Do you have a crane with spring scale? Lift up one side (SLOWLY!) with the crane until the weight reading is below some threshold, 1,000lbs, 2,000lbs? Whatever you feel is safe, crane still supporting enough weight to ensure you don't topple the thing over. Treat that as the tipping point, measure the tilt angle, and use trig to get the vertical COG. It will be as conservative as your spring scale threshold.
If you wanted to further reduce the chance of tipping, and increase the accuracy, you could plan to use the spring scale weight as part of the calculation. Modified method of the "tilt and weigh 4 corners" mentioned earlier. If you've got X,000lbs on the crane, X,000 on the ground, know the horizontal COG, and can measure the tilt angle, from there it is physics 101.
I'd like to think that this is a pretty elegant solution.

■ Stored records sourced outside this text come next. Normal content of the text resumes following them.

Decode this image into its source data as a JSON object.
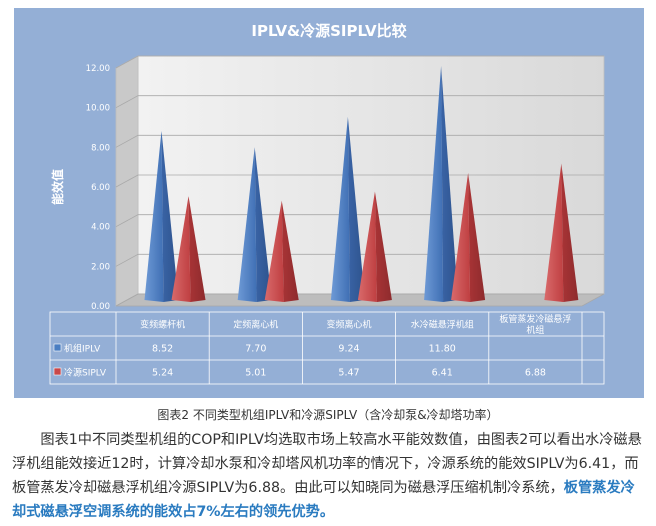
{
  "chart_data": {
    "type": "bar",
    "title": "IPLV&冷源SIPLV比较",
    "ylabel": "能效值",
    "ylim": [
      0,
      12
    ],
    "yticks": [
      "0.00",
      "2.00",
      "4.00",
      "6.00",
      "8.00",
      "10.00",
      "12.00"
    ],
    "categories": [
      "变频螺杆机",
      "定频离心机",
      "变频离心机",
      "水冷磁悬浮机组",
      "板管蒸发冷磁悬浮机组"
    ],
    "series": [
      {
        "name": "机组IPLV",
        "color": "#4a7ec2",
        "values": [
          8.52,
          7.7,
          9.24,
          11.8,
          null
        ],
        "labels": [
          "8.52",
          "7.70",
          "9.24",
          "11.80",
          ""
        ]
      },
      {
        "name": "冷源SIPLV",
        "color": "#c9484a",
        "values": [
          5.24,
          5.01,
          5.47,
          6.41,
          6.88
        ],
        "labels": [
          "5.24",
          "5.01",
          "5.47",
          "6.41",
          "6.88"
        ]
      }
    ],
    "background": "#94afd6",
    "wall": "#e6e6e6"
  },
  "caption": "图表2  不同类型机组IPLV和冷源SIPLV（含冷却泵&冷却塔功率）",
  "paragraph": {
    "text": "图表1中不同类型机组的COP和IPLV均选取市场上较高水平能效数值，由图表2可以看出水冷磁悬浮机组能效接近12时，计算冷却水泵和冷却塔风机功率的情况下，冷源系统的能效SIPLV为6.41，而板管蒸发冷却磁悬浮机组冷源SIPLV为6.88。由此可以知晓同为磁悬浮压缩机制冷系统，",
    "highlight": "板管蒸发冷却式磁悬浮空调系统的能效占7%左右的领先优势。"
  }
}
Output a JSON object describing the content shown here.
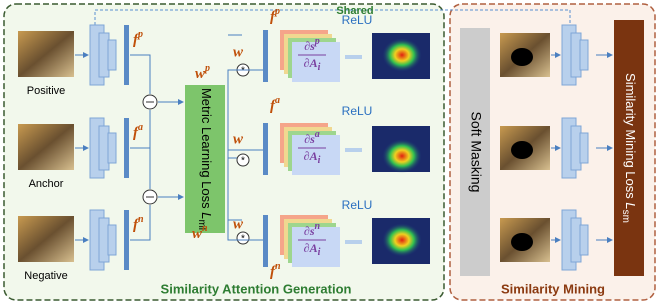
{
  "shared_label": "Shared",
  "inputs": [
    "Positive",
    "Anchor",
    "Negative"
  ],
  "left_features": [
    {
      "base": "f",
      "sup": "p"
    },
    {
      "base": "f",
      "sup": "a"
    },
    {
      "base": "f",
      "sup": "n"
    }
  ],
  "weights": [
    {
      "base": "w",
      "sup": "p"
    },
    {
      "base": "w",
      "sup": "n"
    }
  ],
  "w_labels": [
    "w",
    "w",
    "w"
  ],
  "right_features": [
    {
      "base": "f",
      "sup": "p"
    },
    {
      "base": "f",
      "sup": "a"
    },
    {
      "base": "f",
      "sup": "n"
    }
  ],
  "gradients": [
    {
      "num": "∂s",
      "num_sup": "p",
      "den": "∂A",
      "den_sub": "i"
    },
    {
      "num": "∂s",
      "num_sup": "a",
      "den": "∂A",
      "den_sub": "i"
    },
    {
      "num": "∂s",
      "num_sup": "n",
      "den": "∂A",
      "den_sub": "i"
    }
  ],
  "relu": [
    "ReLU",
    "ReLU",
    "ReLU"
  ],
  "metric_loss": {
    "text": "Metric Learning Loss ",
    "base": "L",
    "sub": "ml"
  },
  "soft_masking": "Soft Masking",
  "mining_loss": {
    "text": "Similarity Mining Loss ",
    "base": "L",
    "sub": "sm"
  },
  "sections": [
    "Similarity Attention Generation",
    "Similarity Mining"
  ]
}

Depending on the details it works out as the best option for accuracy, man hours (only thing quicker is a WAG - wild ass guess), engineering justification, and safety. You could eliminate ALL assumptions and peg the vertical COG dead on if you wanted, but as already mentioned, probably not worth the trouble.
I'd pull one side up with a spring scale until I had an appreciable angle and a clear change in weight distribution, then plug it in.
Because he is the engineering manager, not the shipping manager. And if this works out well he can write a procedure, this could be a chargeable item for a customer - dry and wet COG's verified.